Stone River, by Andy Goldsworthy
I was at Stanford over the weekend for my class reunion and made a point to go see this Andy Goldsworthy installation outside the art museum. The curving stone wall is constructed in a shallow excavation, giving the impression of an archaeological dig or a vein of rock coursing through the earth's crust.
If you're not familiar with him, Goldsworthy is a British artist who uses the natural world -- sticks, leaves, stones, ice, landscapes -- as his canvas. A lot of his work is fleeting, captured only by camera, but lately he has been undertaking these massive curving wall installations.

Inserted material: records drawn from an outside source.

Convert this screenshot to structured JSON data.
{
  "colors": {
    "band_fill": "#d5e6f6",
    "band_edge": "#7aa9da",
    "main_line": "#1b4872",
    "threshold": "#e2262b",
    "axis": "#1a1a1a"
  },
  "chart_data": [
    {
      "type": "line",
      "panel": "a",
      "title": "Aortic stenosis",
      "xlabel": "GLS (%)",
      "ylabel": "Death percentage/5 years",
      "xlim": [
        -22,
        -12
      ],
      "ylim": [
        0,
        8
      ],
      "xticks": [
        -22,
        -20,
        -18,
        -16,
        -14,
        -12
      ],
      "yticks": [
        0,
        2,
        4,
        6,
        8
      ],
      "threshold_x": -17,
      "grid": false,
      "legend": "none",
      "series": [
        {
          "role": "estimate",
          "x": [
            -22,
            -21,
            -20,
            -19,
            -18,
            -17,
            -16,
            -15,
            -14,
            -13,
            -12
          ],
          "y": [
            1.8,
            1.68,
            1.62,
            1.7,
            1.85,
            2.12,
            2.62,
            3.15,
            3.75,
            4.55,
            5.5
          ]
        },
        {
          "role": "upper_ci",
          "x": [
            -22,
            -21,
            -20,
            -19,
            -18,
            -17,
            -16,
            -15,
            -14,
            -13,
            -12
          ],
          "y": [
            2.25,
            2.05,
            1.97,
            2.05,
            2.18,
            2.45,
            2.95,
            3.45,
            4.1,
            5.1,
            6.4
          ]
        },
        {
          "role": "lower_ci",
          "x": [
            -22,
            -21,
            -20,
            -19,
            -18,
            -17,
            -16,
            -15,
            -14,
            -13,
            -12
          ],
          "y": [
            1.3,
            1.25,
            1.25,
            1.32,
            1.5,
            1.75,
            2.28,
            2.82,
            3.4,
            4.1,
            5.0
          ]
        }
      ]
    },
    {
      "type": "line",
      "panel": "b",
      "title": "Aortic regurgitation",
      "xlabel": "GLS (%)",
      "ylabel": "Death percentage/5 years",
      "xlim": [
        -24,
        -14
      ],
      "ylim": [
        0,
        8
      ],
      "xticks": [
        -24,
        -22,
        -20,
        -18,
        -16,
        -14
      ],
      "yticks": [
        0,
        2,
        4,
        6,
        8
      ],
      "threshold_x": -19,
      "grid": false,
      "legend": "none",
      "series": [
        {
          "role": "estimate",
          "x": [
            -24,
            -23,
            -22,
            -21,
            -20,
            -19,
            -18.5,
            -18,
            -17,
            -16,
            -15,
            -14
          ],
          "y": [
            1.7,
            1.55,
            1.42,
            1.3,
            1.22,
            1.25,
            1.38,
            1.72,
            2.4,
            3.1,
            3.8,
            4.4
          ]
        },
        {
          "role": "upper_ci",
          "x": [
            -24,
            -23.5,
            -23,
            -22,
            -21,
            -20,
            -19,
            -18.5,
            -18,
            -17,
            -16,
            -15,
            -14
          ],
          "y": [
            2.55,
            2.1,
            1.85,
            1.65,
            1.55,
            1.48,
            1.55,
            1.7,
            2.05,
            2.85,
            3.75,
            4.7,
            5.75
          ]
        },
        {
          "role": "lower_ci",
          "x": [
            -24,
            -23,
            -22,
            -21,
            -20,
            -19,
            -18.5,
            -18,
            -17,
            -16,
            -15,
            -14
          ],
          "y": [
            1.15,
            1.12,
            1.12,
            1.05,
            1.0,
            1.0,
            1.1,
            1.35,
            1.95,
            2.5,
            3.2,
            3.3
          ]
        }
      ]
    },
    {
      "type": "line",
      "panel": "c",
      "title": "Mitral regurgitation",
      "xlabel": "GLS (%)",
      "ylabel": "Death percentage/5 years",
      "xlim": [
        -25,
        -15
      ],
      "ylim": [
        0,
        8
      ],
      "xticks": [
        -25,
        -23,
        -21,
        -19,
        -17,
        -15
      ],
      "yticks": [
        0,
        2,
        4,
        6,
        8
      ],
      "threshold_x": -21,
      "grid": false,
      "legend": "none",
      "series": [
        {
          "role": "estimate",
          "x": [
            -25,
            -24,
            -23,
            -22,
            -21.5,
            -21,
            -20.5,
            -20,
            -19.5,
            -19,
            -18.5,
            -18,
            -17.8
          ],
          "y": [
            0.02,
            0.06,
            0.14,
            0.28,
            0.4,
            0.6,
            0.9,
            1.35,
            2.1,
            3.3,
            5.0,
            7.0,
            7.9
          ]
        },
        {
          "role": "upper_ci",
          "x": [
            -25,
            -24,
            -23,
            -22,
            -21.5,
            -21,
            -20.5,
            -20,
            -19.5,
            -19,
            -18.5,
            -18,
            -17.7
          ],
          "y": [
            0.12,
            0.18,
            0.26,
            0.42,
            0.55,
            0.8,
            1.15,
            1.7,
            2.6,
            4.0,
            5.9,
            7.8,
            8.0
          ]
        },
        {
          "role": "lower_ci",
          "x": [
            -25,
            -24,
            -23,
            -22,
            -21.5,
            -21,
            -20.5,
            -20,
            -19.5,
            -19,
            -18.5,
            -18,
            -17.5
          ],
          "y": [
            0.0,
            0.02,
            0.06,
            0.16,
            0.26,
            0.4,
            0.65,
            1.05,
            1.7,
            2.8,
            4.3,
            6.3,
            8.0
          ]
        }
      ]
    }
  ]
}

I always have the same reaction to his work. At first I am wowed by the beauty of nature depicted in his photos, but then I realize that it is not really nature that I'm seeing -- at least not in the way that an Ansel Adams photograph is about nature. There is too much human ingenuity and manipulation out front and in your face; you just don't see patterns like these in the real world. Rather his art is almost a form of abstract design, using "nature" both as the medium and the topic.
Anyway, he's fantastic. There are any number of places to see his work online, such as here or here or here.
A fun side note is that Andy Goldsworthy seems to be the inspiration for a lot of the visual design of Spike Jonze's adaptation of Where the Wild Things Are (which was really good, by the way). For example, see this photo or the structure glimpsed fleetingly at 1:30 in the movie trailer.